Admittedly, we have been divided for some time in our approach to dealing with waste as a resource, a situation compounded by the absence of clear legislative and fiscal drivers, particularly in England. There is then the bigger issue of addressing the country’s energy needs.
If it had been suggested that the UK was lagging behind our counterpart neighbours in energy from waste (EfW) infrastructure and development (which we are all aware, has been the case), the recent referendum result presents us with an opportunity to show just how greatly we can adapt and thrive during times of change: this needs to start by pushing EfW up the political agenda.
In 2014, our ‘Mapping the politics of waste’ report examined the political dynamics at play in five key areas: recycling targets, the zero waste agenda, the circular economy, resource efficiency, and green investment. Two years on, it is frustrating to see that little has been done to address the underlying market tensions highlighted in this report.

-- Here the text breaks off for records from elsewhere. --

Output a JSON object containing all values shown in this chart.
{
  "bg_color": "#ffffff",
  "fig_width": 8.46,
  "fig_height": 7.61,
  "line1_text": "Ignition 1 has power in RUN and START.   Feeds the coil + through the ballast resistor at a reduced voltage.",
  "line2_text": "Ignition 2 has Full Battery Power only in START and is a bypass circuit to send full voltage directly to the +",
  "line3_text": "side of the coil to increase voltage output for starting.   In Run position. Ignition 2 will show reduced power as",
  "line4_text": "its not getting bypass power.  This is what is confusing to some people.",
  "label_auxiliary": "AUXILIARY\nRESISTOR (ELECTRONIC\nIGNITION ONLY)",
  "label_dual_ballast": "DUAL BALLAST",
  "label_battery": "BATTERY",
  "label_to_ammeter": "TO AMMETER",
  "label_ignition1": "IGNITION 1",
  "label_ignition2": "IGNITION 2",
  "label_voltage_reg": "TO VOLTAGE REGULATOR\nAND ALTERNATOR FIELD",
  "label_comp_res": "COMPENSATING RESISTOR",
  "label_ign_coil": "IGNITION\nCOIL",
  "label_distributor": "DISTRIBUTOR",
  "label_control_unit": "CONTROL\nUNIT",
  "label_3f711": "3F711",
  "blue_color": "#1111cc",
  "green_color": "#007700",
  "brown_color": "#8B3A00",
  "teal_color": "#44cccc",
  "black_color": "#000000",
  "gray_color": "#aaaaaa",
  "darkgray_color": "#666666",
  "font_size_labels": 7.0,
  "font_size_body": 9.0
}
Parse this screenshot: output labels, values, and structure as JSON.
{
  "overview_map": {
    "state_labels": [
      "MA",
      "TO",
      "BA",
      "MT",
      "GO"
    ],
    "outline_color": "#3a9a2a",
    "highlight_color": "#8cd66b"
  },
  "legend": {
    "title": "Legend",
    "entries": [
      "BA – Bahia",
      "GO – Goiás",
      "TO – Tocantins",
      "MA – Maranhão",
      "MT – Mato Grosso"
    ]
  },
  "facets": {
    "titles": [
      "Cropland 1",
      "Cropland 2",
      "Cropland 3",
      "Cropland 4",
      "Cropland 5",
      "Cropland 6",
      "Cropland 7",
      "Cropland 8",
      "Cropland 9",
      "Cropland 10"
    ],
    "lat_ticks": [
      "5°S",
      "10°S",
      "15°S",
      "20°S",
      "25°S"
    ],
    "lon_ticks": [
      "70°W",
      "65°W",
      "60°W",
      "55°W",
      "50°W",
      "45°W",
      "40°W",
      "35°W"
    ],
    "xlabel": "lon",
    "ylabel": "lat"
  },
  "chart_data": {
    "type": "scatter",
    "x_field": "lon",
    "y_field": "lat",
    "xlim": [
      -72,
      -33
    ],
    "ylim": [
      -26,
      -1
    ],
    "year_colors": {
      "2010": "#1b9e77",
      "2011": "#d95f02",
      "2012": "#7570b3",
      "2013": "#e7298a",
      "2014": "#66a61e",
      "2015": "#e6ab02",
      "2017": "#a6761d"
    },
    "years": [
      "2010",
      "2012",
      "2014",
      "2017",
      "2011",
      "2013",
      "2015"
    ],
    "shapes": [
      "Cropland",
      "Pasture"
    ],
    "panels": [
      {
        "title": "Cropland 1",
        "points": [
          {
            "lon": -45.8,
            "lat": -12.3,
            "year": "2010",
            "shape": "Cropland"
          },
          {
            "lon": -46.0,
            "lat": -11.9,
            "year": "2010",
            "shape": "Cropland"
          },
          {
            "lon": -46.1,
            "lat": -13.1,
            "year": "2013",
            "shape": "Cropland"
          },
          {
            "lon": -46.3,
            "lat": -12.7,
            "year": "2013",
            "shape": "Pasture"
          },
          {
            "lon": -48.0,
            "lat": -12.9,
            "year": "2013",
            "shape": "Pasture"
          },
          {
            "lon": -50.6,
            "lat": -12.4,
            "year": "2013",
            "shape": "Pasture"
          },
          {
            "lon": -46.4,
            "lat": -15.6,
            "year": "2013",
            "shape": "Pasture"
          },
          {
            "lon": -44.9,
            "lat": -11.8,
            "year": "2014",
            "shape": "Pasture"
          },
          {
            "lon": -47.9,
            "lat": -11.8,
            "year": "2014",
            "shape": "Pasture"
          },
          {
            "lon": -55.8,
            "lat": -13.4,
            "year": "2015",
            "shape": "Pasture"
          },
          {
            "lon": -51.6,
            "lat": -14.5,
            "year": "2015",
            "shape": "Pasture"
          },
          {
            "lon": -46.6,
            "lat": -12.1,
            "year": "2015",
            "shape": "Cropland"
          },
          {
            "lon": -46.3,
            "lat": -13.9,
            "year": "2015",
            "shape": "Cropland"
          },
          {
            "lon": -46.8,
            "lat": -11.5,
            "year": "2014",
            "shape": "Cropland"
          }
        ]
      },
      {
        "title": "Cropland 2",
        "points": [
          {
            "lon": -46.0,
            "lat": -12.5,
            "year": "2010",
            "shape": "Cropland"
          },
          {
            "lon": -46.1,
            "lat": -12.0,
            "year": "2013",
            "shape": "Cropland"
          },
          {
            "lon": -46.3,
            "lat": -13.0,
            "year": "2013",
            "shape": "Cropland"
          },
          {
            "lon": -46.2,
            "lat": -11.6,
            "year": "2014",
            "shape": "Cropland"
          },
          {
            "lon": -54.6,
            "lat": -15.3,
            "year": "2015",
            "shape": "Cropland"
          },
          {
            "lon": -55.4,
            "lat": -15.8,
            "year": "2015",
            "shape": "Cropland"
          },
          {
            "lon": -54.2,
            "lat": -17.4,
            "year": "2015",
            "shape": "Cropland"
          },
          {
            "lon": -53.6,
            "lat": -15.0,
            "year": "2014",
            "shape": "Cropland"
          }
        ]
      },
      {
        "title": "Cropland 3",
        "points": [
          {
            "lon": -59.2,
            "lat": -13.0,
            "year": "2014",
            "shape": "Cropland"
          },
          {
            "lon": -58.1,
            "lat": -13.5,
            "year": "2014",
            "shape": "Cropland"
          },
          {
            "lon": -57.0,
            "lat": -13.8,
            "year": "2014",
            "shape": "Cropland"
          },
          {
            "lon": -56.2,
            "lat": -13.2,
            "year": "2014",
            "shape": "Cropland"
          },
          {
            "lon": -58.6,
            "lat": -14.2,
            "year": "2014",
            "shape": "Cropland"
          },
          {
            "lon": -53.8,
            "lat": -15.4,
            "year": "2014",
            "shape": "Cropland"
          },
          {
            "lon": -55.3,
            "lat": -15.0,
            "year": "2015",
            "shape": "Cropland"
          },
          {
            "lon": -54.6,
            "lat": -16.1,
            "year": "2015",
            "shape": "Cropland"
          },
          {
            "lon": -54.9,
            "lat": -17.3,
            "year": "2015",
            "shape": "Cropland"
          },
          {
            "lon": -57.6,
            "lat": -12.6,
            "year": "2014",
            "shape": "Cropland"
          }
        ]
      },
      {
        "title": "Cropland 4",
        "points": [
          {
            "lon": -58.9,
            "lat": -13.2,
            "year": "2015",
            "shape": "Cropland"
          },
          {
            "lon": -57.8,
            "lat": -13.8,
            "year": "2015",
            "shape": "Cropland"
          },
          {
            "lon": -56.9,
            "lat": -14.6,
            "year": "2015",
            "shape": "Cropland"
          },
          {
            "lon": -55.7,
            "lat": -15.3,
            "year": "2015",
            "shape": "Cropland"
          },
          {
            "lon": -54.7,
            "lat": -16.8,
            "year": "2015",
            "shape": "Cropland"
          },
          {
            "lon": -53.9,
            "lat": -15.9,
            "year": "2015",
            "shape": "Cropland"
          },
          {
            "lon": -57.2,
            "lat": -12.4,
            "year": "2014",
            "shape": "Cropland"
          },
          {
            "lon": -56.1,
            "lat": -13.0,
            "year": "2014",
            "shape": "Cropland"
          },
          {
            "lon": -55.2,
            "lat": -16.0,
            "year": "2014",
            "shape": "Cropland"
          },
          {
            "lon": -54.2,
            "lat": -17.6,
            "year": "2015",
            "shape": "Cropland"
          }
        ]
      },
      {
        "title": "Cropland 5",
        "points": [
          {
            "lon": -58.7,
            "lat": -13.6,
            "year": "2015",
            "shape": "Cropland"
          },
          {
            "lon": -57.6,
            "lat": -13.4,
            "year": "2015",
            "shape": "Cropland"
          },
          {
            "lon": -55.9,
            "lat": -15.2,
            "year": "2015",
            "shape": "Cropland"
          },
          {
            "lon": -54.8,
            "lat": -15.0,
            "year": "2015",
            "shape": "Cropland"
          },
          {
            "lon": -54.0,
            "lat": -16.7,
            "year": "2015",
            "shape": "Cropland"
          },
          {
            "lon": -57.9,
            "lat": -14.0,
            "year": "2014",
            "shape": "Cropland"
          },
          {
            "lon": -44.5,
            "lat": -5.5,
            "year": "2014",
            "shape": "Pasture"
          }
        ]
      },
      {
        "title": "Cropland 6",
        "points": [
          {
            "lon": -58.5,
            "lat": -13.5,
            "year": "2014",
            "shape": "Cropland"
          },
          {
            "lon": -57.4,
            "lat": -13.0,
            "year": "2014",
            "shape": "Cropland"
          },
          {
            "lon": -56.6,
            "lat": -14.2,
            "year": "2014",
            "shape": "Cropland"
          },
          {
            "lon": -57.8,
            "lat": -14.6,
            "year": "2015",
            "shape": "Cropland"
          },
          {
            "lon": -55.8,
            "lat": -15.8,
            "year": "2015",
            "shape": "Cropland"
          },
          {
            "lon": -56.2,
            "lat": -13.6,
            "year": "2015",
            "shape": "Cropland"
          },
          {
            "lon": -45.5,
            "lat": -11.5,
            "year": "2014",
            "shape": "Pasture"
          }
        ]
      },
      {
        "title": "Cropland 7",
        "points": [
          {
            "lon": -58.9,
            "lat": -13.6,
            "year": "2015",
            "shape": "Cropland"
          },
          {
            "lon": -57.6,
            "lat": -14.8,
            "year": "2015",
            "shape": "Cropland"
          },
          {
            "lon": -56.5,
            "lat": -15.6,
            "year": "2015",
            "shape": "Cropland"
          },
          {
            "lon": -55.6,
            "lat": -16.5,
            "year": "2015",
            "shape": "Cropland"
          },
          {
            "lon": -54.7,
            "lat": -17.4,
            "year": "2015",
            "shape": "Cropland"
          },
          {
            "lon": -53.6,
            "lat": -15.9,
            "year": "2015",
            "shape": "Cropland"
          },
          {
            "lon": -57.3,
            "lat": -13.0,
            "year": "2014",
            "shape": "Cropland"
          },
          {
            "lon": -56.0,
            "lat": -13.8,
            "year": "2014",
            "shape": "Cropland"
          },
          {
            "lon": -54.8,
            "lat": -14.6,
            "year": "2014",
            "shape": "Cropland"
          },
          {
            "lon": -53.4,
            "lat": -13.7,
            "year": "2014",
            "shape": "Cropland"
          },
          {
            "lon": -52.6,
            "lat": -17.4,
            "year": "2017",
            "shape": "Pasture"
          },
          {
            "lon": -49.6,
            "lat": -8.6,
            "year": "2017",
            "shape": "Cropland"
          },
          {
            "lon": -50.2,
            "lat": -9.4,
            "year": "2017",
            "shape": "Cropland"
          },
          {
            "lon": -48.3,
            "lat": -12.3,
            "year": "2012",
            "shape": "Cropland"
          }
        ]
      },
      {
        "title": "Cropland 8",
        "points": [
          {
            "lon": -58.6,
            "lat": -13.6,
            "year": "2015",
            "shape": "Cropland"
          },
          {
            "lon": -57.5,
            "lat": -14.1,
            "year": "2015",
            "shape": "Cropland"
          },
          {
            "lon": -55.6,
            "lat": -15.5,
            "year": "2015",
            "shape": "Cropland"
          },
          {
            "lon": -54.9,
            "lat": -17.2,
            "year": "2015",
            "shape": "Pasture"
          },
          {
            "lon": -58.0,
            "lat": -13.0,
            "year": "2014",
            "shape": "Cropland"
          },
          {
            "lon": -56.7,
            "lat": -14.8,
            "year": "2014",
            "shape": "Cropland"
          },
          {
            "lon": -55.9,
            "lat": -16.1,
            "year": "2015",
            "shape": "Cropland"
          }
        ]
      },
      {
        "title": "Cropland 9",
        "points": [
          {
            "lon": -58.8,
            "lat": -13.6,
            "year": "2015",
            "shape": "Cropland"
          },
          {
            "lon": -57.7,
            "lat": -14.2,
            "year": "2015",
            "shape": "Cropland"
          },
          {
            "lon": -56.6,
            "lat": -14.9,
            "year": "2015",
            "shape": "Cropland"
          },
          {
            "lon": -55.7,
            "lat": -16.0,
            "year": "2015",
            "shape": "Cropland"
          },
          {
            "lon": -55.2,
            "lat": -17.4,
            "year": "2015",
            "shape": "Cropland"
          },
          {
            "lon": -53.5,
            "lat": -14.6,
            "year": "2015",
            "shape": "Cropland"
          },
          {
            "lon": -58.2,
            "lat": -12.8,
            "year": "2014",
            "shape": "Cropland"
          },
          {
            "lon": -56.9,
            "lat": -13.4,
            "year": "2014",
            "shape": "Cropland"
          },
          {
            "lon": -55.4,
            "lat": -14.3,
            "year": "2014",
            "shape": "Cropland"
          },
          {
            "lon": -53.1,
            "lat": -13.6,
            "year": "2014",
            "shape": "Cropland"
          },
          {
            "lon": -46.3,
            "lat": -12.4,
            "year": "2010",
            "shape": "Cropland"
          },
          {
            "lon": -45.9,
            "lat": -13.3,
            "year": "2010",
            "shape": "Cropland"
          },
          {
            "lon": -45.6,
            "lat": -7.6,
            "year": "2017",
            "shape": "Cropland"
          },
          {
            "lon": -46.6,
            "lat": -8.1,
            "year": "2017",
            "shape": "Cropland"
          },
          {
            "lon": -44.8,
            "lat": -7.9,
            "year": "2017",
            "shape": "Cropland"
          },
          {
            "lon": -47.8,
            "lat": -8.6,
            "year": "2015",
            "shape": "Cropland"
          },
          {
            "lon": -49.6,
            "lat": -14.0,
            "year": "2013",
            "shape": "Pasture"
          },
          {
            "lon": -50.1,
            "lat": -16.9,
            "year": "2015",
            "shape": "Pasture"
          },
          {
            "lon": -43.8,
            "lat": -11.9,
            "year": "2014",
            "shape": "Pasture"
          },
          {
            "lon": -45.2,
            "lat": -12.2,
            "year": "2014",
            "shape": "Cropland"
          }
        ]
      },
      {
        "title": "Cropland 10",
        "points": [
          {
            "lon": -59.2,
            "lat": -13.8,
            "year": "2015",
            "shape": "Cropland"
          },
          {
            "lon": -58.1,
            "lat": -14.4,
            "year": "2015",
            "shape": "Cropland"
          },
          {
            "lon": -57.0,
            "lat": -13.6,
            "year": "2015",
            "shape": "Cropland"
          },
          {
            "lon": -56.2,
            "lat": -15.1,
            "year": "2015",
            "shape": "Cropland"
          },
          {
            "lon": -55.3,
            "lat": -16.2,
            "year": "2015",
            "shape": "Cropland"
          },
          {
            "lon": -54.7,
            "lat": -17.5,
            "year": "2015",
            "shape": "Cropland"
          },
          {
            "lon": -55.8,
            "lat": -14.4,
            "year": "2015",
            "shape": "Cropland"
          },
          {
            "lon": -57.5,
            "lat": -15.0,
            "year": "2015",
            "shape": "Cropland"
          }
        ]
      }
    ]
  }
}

Infrastructure capability and a lack of investment in new waste facilities remains a pressing concern, given the government’s closure of PFI support and an inconsistent approach to renewables incentives for energy recovery. New merchant EfW is coming on-stream, which could help build a new domestic market for refuse derived fuels (RDF). However, speculation over whether EfW should be regarded as a ‘transitional technology’ is fuelling yet more uncertainty.
The reality of Brexit means that the industry needs clarity on its direction of travel: now more than ever.
Let’s face facts. The majority of waste and recycling directives are borne out of Brussels, and the most recent Circular Economy Package outlined ambitions that were unattainable in the UK. Some may welcome severing our ties to the EU, in hope that as part of the current negotiations our entire waste policy is reassessed: a chance to address historic system constraints – weak policy, outdated legislation, devolved agendas, and a lack of leadership on vision or strategy.
If we want to prosper outside of Europe we need to fully capitalise on our ability to improve the UK’s energy and resource security, much stronger domestic policy is needed to move forward with confidence and certainty.